Conventional stock market technical analysis, however, boils down to drawing projection lines and confidence intervals based on optimistic predictions of future stock prices and short-run behavior of indexes. For example all through 2014, the market boom led analysts to make irrationally exuberant projections (solid arrow starting at the end of 2014) for the future. When the stock market failed to perform as expected, all of 2015 was viewed as a complete disappointment based on a long list of negative factors (China's slowdown, the Greek Debt Crisis, the weak EU Stimulus plan and broader anticipated slow downs in emerging markets). All these negative developments are quite beside the point: the market was in a bubble, well above the upper 98% bootstrap prediction interval until it finally returned to the attractor path, with a slight over-correction late in 2015. Performance was then within what might be expected from random fluctuations until the middle of 2016. 

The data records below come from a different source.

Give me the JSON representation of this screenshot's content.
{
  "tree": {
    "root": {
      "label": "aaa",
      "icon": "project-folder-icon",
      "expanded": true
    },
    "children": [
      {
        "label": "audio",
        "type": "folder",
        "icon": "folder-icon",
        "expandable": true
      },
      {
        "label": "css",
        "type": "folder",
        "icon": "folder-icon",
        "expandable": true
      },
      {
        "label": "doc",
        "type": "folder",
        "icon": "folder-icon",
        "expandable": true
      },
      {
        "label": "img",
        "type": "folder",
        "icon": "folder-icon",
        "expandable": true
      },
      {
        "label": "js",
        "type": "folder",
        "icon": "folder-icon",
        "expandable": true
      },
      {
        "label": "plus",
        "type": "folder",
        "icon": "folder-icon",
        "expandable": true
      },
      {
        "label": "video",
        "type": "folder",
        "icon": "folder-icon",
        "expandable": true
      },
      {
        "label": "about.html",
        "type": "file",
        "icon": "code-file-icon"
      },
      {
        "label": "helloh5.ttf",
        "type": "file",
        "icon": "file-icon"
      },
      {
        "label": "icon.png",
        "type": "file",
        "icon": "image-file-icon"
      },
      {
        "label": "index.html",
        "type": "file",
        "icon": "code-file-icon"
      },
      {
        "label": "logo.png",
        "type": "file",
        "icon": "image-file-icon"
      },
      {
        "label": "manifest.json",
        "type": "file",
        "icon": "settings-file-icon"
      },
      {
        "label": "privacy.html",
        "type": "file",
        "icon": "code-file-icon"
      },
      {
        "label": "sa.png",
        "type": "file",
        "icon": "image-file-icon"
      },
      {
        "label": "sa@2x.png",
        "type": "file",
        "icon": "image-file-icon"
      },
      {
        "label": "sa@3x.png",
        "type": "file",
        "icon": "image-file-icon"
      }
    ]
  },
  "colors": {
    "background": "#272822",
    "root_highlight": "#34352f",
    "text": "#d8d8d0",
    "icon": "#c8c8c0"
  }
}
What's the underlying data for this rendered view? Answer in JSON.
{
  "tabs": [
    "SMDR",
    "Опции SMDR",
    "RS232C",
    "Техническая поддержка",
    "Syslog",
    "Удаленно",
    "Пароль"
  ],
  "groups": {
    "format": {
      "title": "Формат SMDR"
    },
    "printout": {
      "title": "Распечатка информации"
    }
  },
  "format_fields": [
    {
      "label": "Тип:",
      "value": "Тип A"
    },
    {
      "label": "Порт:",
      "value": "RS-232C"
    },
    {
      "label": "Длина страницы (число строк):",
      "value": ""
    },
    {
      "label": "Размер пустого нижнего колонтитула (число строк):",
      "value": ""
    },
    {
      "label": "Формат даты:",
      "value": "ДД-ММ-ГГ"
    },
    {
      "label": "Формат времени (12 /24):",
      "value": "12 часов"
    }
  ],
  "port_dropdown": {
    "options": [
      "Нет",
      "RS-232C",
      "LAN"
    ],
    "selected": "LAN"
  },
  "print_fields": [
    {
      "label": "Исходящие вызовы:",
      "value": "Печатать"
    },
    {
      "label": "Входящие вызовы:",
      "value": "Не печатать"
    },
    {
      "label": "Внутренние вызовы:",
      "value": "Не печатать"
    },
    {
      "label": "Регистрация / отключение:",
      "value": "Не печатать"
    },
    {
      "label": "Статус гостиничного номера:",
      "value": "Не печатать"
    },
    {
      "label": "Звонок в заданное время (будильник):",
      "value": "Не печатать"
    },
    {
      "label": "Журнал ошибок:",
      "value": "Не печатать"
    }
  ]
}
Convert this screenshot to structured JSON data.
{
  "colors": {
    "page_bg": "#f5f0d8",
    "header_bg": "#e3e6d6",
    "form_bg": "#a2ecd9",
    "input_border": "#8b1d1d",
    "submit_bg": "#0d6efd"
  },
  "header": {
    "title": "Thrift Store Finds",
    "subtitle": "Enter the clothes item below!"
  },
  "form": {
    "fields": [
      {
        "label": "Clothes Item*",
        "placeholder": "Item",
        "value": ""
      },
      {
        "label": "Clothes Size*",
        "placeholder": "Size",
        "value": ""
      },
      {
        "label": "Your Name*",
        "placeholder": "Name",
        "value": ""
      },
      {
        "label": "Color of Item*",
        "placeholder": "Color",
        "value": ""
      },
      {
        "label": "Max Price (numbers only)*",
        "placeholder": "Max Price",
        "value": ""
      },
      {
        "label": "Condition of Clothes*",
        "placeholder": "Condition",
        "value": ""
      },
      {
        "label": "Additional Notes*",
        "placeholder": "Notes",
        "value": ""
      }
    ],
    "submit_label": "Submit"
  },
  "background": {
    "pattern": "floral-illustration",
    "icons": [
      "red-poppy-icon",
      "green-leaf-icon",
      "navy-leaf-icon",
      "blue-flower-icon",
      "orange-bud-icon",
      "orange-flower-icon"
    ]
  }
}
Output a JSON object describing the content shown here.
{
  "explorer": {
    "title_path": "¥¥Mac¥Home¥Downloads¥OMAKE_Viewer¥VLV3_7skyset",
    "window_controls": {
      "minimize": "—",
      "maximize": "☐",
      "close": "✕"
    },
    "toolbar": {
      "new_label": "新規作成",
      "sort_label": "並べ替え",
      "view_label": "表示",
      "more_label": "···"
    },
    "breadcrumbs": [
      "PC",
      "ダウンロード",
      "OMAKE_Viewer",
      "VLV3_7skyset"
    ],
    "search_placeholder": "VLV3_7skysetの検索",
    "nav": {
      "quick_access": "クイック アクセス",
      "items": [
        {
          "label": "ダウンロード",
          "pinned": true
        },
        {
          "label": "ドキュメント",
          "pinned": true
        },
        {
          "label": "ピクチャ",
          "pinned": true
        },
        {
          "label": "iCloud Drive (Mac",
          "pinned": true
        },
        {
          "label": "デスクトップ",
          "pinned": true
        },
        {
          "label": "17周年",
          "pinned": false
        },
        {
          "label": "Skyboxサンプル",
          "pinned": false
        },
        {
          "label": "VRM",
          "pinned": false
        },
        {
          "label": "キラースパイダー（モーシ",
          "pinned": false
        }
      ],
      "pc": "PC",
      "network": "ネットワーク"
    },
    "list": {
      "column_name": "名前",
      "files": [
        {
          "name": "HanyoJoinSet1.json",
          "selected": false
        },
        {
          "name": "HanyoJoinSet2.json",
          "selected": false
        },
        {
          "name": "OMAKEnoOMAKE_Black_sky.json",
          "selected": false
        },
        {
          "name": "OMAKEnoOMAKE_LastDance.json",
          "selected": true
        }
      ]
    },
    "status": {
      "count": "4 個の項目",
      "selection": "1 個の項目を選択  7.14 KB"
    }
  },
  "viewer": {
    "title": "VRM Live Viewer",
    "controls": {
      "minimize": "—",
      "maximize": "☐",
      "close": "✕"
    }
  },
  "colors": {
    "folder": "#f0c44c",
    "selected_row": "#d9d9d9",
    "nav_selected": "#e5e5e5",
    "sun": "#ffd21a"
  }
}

Yes, there was a Trump Rally. Yes it could go on for a long time. No, it is not justified by better business conditions. The attractor path for the S&P500 is driven by the state of the US economy. It suggests that there will be another correction at some point in the future. Again, any correction will be attributed to random events in the world-system and may well have been triggered by such events. However, the short-run, straight-line optimistic predictions of stock analysts are wrong and have always been wrong. Optimist stock forecasts increase sales. Sales benefit analysts and their employers. They are not reliable predictions of the future.

If you are an investor, what should you do about the Trump Rally? First, you should not be buying based on the news. If you are looking at a stock that is driven by the S&P500, the Trump Rally is pushing it above it's attractor path. You are buying high and you can expect the stock to decline. If you are a trader, should you be selling? Yes, gradually. It's time to take profits and wait for the return to the attractor path when you can get back in again. If you are a long-term investor, wait it out. In all cases, you will need to estimate a state space model for your stock and plot the attractor path to know whether there is anything to consider in the Trump rally.

In future posts I'll look at individual stocks that have been mentioned in discussions of the Trump Rally. If you have any stocks you are interested in, let me know. We can take a quick look at the attractor paths.

Wednesday, December 7, 2016

$FB: Buy and Hold Forever?

Dec 7, 2016: Fox Business News just published (here) a very optimistic article on Facebook stock (FB) saying "..by nearly any measure...FB...has unlimited upside as the world transitions to digital." Glowing optimistic forecasts about technology stocks always interest the Random Stock Walker given their gee-whiz appeal, so lets run FB through our models.

The Random Stock Walker forecast through next year is displayed above (the black line is the stock price, the green dashed line is the upper 98% bootstrap prediction interval, the dashed red line is the attractor path, and the dashed blue line is the lower 98% bootstrap prediction interval). The attractor graph looks pretty good with small deviations around the attractor path (time to take earnings above the attractor path, time to buy below the attractor path). With the stock below the lower prediction interval right now, it would seem to be a good time to buy.
However, if we extend the forecast out to 2060, things do not look so good. The upside (upper 98% prediction interval) does indeed look great, but the downside (lower 98% prediction interval) is essentially zero. In other words, there is an equal chance that if you buy FB right now, at anytime in the future it could be worthless. One can invent any number of reason why this might happen but wide variability prediction intervals (high risk) is an essential feature of most tech stocks.

NOTE: One positive side of the FB state-space prediction model is that the stock price is being driven by growth in the world system. A negative side, as has been mentioned above, is that FB is a tech stock.